Его выводили из дому. Не он уходил, а его выводили, как школьника, за руку. Вещи собрали. Конечно: «так лучше». Дача была в Загорянке, и там, на даче, была печка, но воду нужно было набирать из колодца на соседнем участке, а печку топить отсыревшими за зиму дровами. Он представил, как Катя с Ариной приехали сегодня в это мертвое белое царство, где стоят заколоченные на зиму дома и светится только сторожка, как они разгребли снег, заваливший калитку, открыли ее, протоптали тропинку к крыльцу, прошли через незастекленную террасу, засыпанную снегом, из-под которого кое-где чернеет скользкая прошлогодняя листва, вошли в студеные пещеры двух комнат и, дыша морозным паром, начали готовиться к ночлегу. И Катя в своей черной шубке пошла за водою к колодцу. Он увидел руки ее в пестрых варежках, вытаскивающие длинное и узкое ведро и ставящие это ведро на обледенелую скамеечку, услышал чистый звук мерцающей воды, которую Катя переливала из узкого колодезного ведра в их старое, в беленьких крапинках, ведрышко. Ему стало нечем дышать. При этом он вдруг почему-то очень заторопился скорее уйти из дому, хотя впереди был целый вечер и целая ночь. Сначала он решил, что поедет в мастерскую, но мысль о том, чтобы одному ночевать сегодня в мастерской, по-детски напугала его. Уже стоя в пальто, он позвонил Варваре. Ее очень звонкий и радостный голос ответил сейчас же.

— Все, Варя, я еду, — сказал он негромко.

— Ты едешь? Ко мне?

Он почувствовал, что она просияла, увидел ее черные глаза, в которых изредка, как у кошки, вдруг вспыхивали голубые огни, грустно усмехнулся тому, как невольно забилось его сердце, как оно покорно шевельнулось навстречу этому радостному голосу, и твердая уверенность, что теперь уже ничего нельзя изменить, пришла к нему снова. Он надел пальто, обмотался связанным женою шарфом и с чемоданами в обеих руках спустился на первый этаж. Он спустился пешком, потому что в лифте можно было нарваться на знакомых. Консьержка, новая, только неделю как начавшая свою работу в этом доме, проводила его круглыми глазами.
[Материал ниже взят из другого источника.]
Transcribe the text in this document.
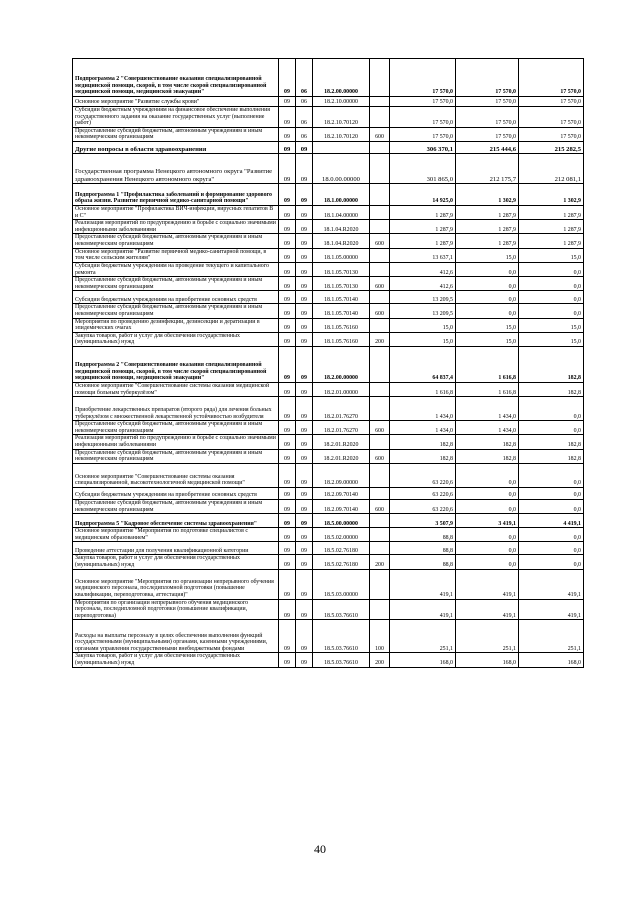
Подпрограмма 2 "Совершенствование оказания специализированной медицинской помощи, скорой, в том числе скорой специализированной медицинской помощи, медицинской эвакуации"	09	06	18.2.00.00000		17 570,0	17 570,0	17 570,0
Основное мероприятие "Развитие службы крови"	09	06	18.2.10.00000		17 570,0	17 570,0	17 570,0
Субсидии бюджетным учреждениям на финансовое обеспечение выполнения государственного задания на оказание государственных услуг (выполнение работ)	09	06	18.2.10.70120		17 570,0	17 570,0	17 570,0
Предоставление субсидий бюджетным, автономным учреждениям и иным некоммерческим организациям	09	06	18.2.10.70120	600	17 570,0	17 570,0	17 570,0
Другие вопросы в области здравоохранения	09	09			306 370,1	215 444,6	215 282,5
Государственная программа Ненецкого автономного округа "Развитие здравоохранения Ненецкого автономного округа"	09	09	18.0.00.00000		301 865,0	212 175,7	212 081,1
Подпрограмма 1 "Профилактика заболеваний и формирование здорового образа жизни. Развитие первичной медико-санитарной помощи"	09	09	18.1.00.00000		14 925,0	1 302,9	1 302,9
Основное мероприятие "Профилактика ВИЧ-инфекции, вирусных гепатитов В и С"	09	09	18.1.04.00000		1 287,9	1 287,9	1 287,9
Реализация мероприятий по предупреждению и борьбе с социально значимыми инфекционными заболеваниями	09	09	18.1.04.R2020		1 287,9	1 287,9	1 287,9
Предоставление субсидий бюджетным, автономным учреждениям и иным некоммерческим организациям	09	09	18.1.04.R2020	600	1 287,9	1 287,9	1 287,9
Основное мероприятие "Развитие первичной медико-санитарной помощи, в том числе сельским жителям"	09	09	18.1.05.00000		13 637,1	15,0	15,0
Субсидии бюджетным учреждениям на проведение текущего и капитального ремонта	09	09	18.1.05.70130		412,6	0,0	0,0
Предоставление субсидий бюджетным, автономным учреждениям и иным некоммерческим организациям	09	09	18.1.05.70130	600	412,6	0,0	0,0
Субсидии бюджетным учреждениям на приобретение основных средств	09	09	18.1.05.70140		13 209,5	0,0	0,0
Предоставление субсидий бюджетным, автономным учреждениям и иным некоммерческим организациям	09	09	18.1.05.70140	600	13 209,5	0,0	0,0
Мероприятия по проведению дезинфекции, дезинсекции и дератизации в эпидемических очагах	09	09	18.1.05.76160		15,0	15,0	15,0
Закупка товаров, работ и услуг для обеспечения государственных (муниципальных) нужд	09	09	18.1.05.76160	200	15,0	15,0	15,0
Подпрограмма 2 "Совершенствование оказания специализированной медицинской помощи, скорой, в том числе скорой специализированной медицинской помощи, медицинской эвакуации"	09	09	18.2.00.00000		64 837,4	1 616,8	182,8
Основное мероприятие "Совершенствование системы оказания медицинской помощи больным туберкулёзом"	09	09	18.2.01.00000		1 616,8	1 616,8	182,8
Приобретение лекарственных препаратов (второго ряда) для лечения больных туберкулёзом с множественной лекарственной устойчивостью возбудителя	09	09	18.2.01.76270		1 434,0	1 434,0	0,0
Предоставление субсидий бюджетным, автономным учреждениям и иным некоммерческим организациям	09	09	18.2.01.76270	600	1 434,0	1 434,0	0,0
Реализация мероприятий по предупреждению и борьбе с социально значимыми инфекционными заболеваниями	09	09	18.2.01.R2020		182,8	182,8	182,8
Предоставление субсидий бюджетным, автономным учреждениям и иным некоммерческим организациям	09	09	18.2.01.R2020	600	182,8	182,8	182,8
Основное мероприятие "Совершенствование системы оказания специализированной, высокотехнологичной медицинской помощи"	09	09	18.2.09.00000		63 220,6	0,0	0,0
Субсидии бюджетным учреждениям на приобретение основных средств	09	09	18.2.09.70140		63 220,6	0,0	0,0
Предоставление субсидий бюджетным, автономным учреждениям и иным некоммерческим организациям	09	09	18.2.09.70140	600	63 220,6	0,0	0,0
Подпрограмма 5 "Кадровое обеспечение системы здравоохранения"	09	09	18.5.00.00000		3 507,9	3 419,1	4 419,1
Основное мероприятие "Мероприятия по подготовке специалистов с медицинским образованием"	09	09	18.5.02.00000		88,8	0,0	0,0
Проведение аттестации для получения квалификационной категории	09	09	18.5.02.76180		88,8	0,0	0,0
Закупка товаров, работ и услуг для обеспечения государственных (муниципальных) нужд	09	09	18.5.02.76180	200	88,8	0,0	0,0
Основное мероприятие "Мероприятия по организации непрерывного обучения медицинского персонала, последипломной подготовки (повышение квалификации, переподготовка, аттестация)"	09	09	18.5.03.00000		419,1	419,1	419,1
Мероприятия по организации непрерывного обучения медицинского персонала, последипломной подготовки (повышение квалификации, переподготовка)	09	09	18.5.03.76610		419,1	419,1	419,1
Расходы на выплаты персоналу в целях обеспечения выполнения функций государственными (муниципальными) органами, казенными учреждениями, органами управления государственными внебюджетными фондами	09	09	18.5.03.76610	100	251,1	251,1	251,1
Закупка товаров, работ и услуг для обеспечения государственных (муниципальных) нужд	09	09	18.5.03.76610	200	168,0	168,0	168,0
40
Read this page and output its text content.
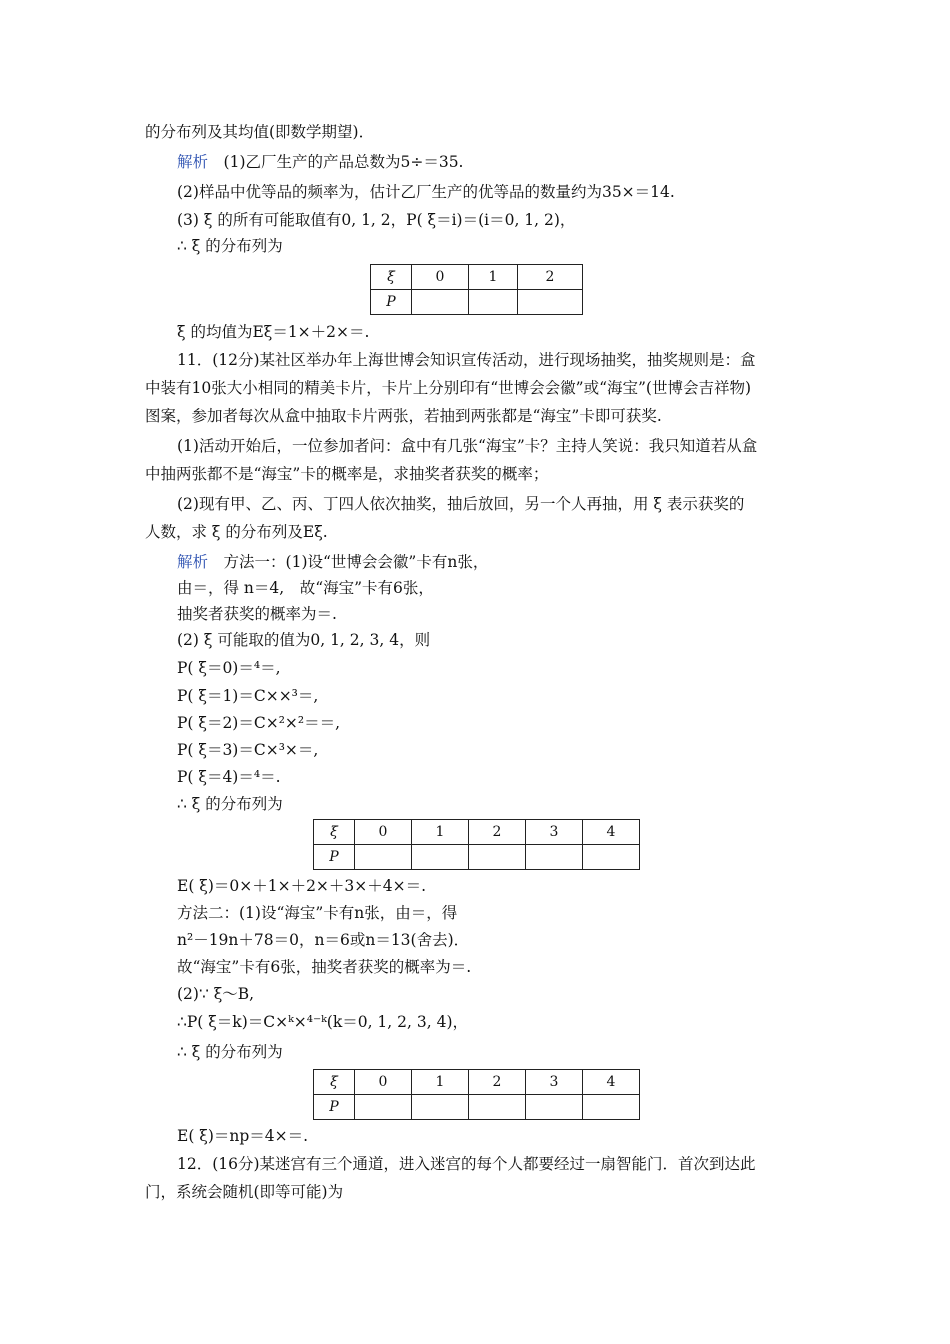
的分布列及其均值(即数学期望)．
解析　 (1)乙厂生产的产品总数为5÷＝35.
(2)样品中优等品的频率为，估计乙厂生产的优等品的数量约为35×＝14.
(3) ξ 的所有可能取值有0, 1, 2，P( ξ＝i)＝(i＝0, 1, 2)，
∴ ξ 的分布列为
ξ	0	1	2
P			
ξ 的均值为Eξ＝1×＋2×＝.
11．(12分)某社区举办年上海世博会知识宣传活动，进行现场抽奖，抽奖规则是：盒
中装有10张大小相同的精美卡片，卡片上分别印有“世博会会徽”或“海宝”(世博会吉祥物)
图案，参加者每次从盒中抽取卡片两张，若抽到两张都是“海宝”卡即可获奖.
(1)活动开始后，一位参加者问：盒中有几张“海宝”卡？主持人笑说：我只知道若从盒
中抽两张都不是“海宝”卡的概率是，求抽奖者获奖的概率；
(2)现有甲、乙、丙、丁四人依次抽奖，抽后放回，另一个人再抽，用 ξ 表示获奖的
人数，求 ξ 的分布列及Eξ.
解析　 方法一：(1)设“世博会会徽”卡有n张，
由＝，得 n＝4,　故“海宝”卡有6张，
抽奖者获奖的概率为＝.
(2) ξ 可能取的值为0, 1, 2, 3, 4，则
P( ξ＝0)＝⁴＝,
P( ξ＝1)＝C××³＝,
P( ξ＝2)＝C×²×²＝＝,
P( ξ＝3)＝C×³×＝,
P( ξ＝4)＝⁴＝.
∴ ξ 的分布列为
ξ	0	1	2	3	4
P					
E( ξ)＝0×＋1×＋2×＋3×＋4×＝.
方法二：(1)设“海宝”卡有n张，由＝，得
n²－19n＋78＝0，n＝6或n＝13(舍去)．
故“海宝”卡有6张，抽奖者获奖的概率为＝.
(2)∵ ξ～B,
∴P( ξ＝k)＝C×ᵏ×⁴⁻ᵏ(k＝0, 1, 2, 3, 4)，
∴ ξ 的分布列为
ξ	0	1	2	3	4
P					
E( ξ)＝np＝4×＝.
12．(16分)某迷宫有三个通道，进入迷宫的每个人都要经过一扇智能门．首次到达此
门，系统会随机(即等可能)为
— Вы в отпуск? — спросила она влажным басом.

Владимиров кивнул и, хлопнув дверью, вышел на улицу и сел в такси.

Наверное, все это время Варвара стояла у окна и смотрела вниз. Она видела, как подъехала машина, и вылетела из подъездной двери ему навстречу, не накинув даже пальто, а так, как была, в легком шелковом халате, привезенном из Японии ее недавно умершим отцом, халате, поразившем когда-то Владимирова своими дивными красками, оттенками синего и золотого, которые переливались и дрожали на ее невысоком ладном теле. Он еле успел расплатиться с шофером, как она уже набросилась на него прямо на улице, обняла своими горячими руками и тут же заплакала и засмеялась.

— Ты все там сказал? Отпустили?

— Нет, выгнали. — Он усмехнулся.

Она на секунду оторвалась, расширенными глазами всмотрелась в него, желая убедиться в том, что он не шутит, потом облегченно вздохнула.